Hello Keycloak Developers,
Infinispan supports storing cache contents in a database via the jdbc-store module, however as of Keycloak 15.0.2 a write-through is not possible
with Keycloak because the code in `org.keycloak.models.sessions.infinispan.changes.InfinispanChangelogBasedTransaction` is configured to explicitly
skip the write to any configured cache-store via `CacheDecorators.skipCacheStore(cache)`.
If one could configure `InfinispanChangelogBasedTransaction` to propagate cache changes to a cache store, if a cache store is present for a cache,
then one could store cache data in an external store, which survives restarts without the need for an external infinispan cluster.

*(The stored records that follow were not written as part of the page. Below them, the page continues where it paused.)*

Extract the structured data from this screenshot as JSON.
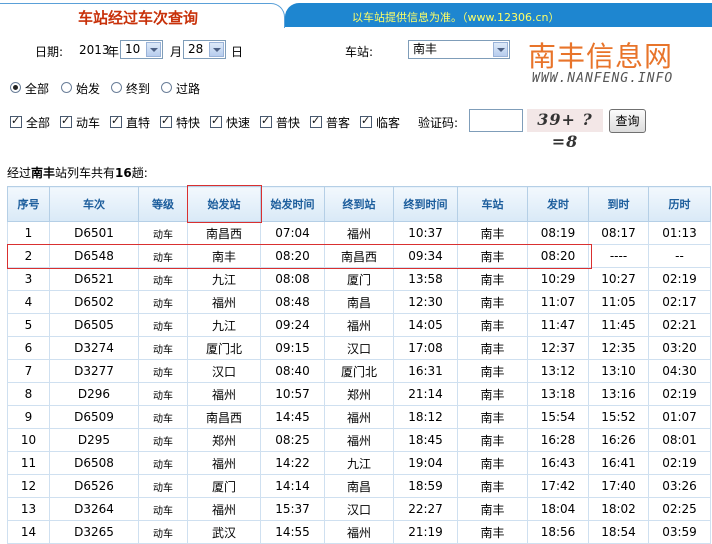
{
  "header": {
    "title": "车站经过车次查询",
    "note": "以车站提供信息为准。（www.12306.cn）"
  },
  "form": {
    "date_label": "日期:",
    "year_value": "2013",
    "year_unit": "年",
    "month_value": "10",
    "month_unit": "月",
    "day_value": "28",
    "day_unit": "日",
    "station_label": "车站:",
    "station_value": "南丰",
    "scope_options": [
      "全部",
      "始发",
      "终到",
      "过路"
    ],
    "scope_selected": "全部",
    "type_options": [
      "全部",
      "动车",
      "直特",
      "特快",
      "快速",
      "普快",
      "普客",
      "临客"
    ],
    "captcha_label": "验证码:",
    "captcha_value": "",
    "captcha_image_text": "39+ ?=8",
    "query_button": "查询"
  },
  "logo": {
    "cn": "南丰信息网",
    "en": "WWW.NANFENG.INFO"
  },
  "summary": {
    "prefix": "经过",
    "station": "南丰",
    "middle": "站列车共有",
    "count": "16",
    "suffix": "趟:"
  },
  "table": {
    "columns": [
      "序号",
      "车次",
      "等级",
      "始发站",
      "始发时间",
      "终到站",
      "终到时间",
      "车站",
      "发时",
      "到时",
      "历时"
    ],
    "rows": [
      [
        "1",
        "D6501",
        "动车",
        "南昌西",
        "07:04",
        "福州",
        "10:37",
        "南丰",
        "08:19",
        "08:17",
        "01:13"
      ],
      [
        "2",
        "D6548",
        "动车",
        "南丰",
        "08:20",
        "南昌西",
        "09:34",
        "南丰",
        "08:20",
        "----",
        "--"
      ],
      [
        "3",
        "D6521",
        "动车",
        "九江",
        "08:08",
        "厦门",
        "13:58",
        "南丰",
        "10:29",
        "10:27",
        "02:19"
      ],
      [
        "4",
        "D6502",
        "动车",
        "福州",
        "08:48",
        "南昌",
        "12:30",
        "南丰",
        "11:07",
        "11:05",
        "02:17"
      ],
      [
        "5",
        "D6505",
        "动车",
        "九江",
        "09:24",
        "福州",
        "14:05",
        "南丰",
        "11:47",
        "11:45",
        "02:21"
      ],
      [
        "6",
        "D3274",
        "动车",
        "厦门北",
        "09:15",
        "汉口",
        "17:08",
        "南丰",
        "12:37",
        "12:35",
        "03:20"
      ],
      [
        "7",
        "D3277",
        "动车",
        "汉口",
        "08:40",
        "厦门北",
        "16:31",
        "南丰",
        "13:12",
        "13:10",
        "04:30"
      ],
      [
        "8",
        "D296",
        "动车",
        "福州",
        "10:57",
        "郑州",
        "21:14",
        "南丰",
        "13:18",
        "13:16",
        "02:19"
      ],
      [
        "9",
        "D6509",
        "动车",
        "南昌西",
        "14:45",
        "福州",
        "18:12",
        "南丰",
        "15:54",
        "15:52",
        "01:07"
      ],
      [
        "10",
        "D295",
        "动车",
        "郑州",
        "08:25",
        "福州",
        "18:45",
        "南丰",
        "16:28",
        "16:26",
        "08:01"
      ],
      [
        "11",
        "D6508",
        "动车",
        "福州",
        "14:22",
        "九江",
        "19:04",
        "南丰",
        "16:43",
        "16:41",
        "02:19"
      ],
      [
        "12",
        "D6526",
        "动车",
        "厦门",
        "14:14",
        "南昌",
        "18:59",
        "南丰",
        "17:42",
        "17:40",
        "03:26"
      ],
      [
        "13",
        "D3264",
        "动车",
        "福州",
        "15:37",
        "汉口",
        "22:27",
        "南丰",
        "18:04",
        "18:02",
        "02:25"
      ],
      [
        "14",
        "D3265",
        "动车",
        "武汉",
        "14:55",
        "福州",
        "21:19",
        "南丰",
        "18:56",
        "18:54",
        "03:59"
      ]
    ]
  },
  "colors": {
    "title": "#c8310a",
    "banner": "#1e86d0",
    "header_text": "#1c5d9c",
    "highlight_box": "#d93030",
    "logo": "#e8742a"
  }
}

As a PoC I did a small patch to the `org.keycloak.models.sessions.infinispan.CacheDecorators` and configured a jdbc-store for the user `sessions` cache:
```
public class CacheDecorators {
private static final boolean IGNORE_SKIP_CACHE_STORE=Boolean.getBoolean("keycloak.infinispan.ignoreSkipCacheStore");
...
public static <K, V> AdvancedCache<K, V> skipCacheStore(Cache<K, V> cache) {
if (IGNORE_SKIP_CACHE_STORE) {
return cache.getAdvancedCache();
}
return cache.getAdvancedCache().withFlags(Flag.SKIP_CACHE_STORE);
}
}
```
If I set the system property `-Dkeycloak.infinispan.ignoreSkipCacheStore=true` when I start a Keycloak instance, then cache writes are propagated to
the configured cache-store.
```
<distributed-cache name="sessions" owners="1">
<expiration lifespan="900000000000000000"/>
<jdbc-store data-source="KeycloakDS" max-batch-size="1000" fetch-state="true" passivation="false" preload="false" purge="false" shared="true">
<property name="databaseType">POSTGRES</property>
<table fetch-size="5000" drop-on-stop="false" prefix="ispn">
<data-column type="bytea"/>
</table>
</jdbc-store>
</distributed-cache>
```
The following example .cli script shows how to configure a JDBC cache store for the user sessions cache that is backed by a postgres database.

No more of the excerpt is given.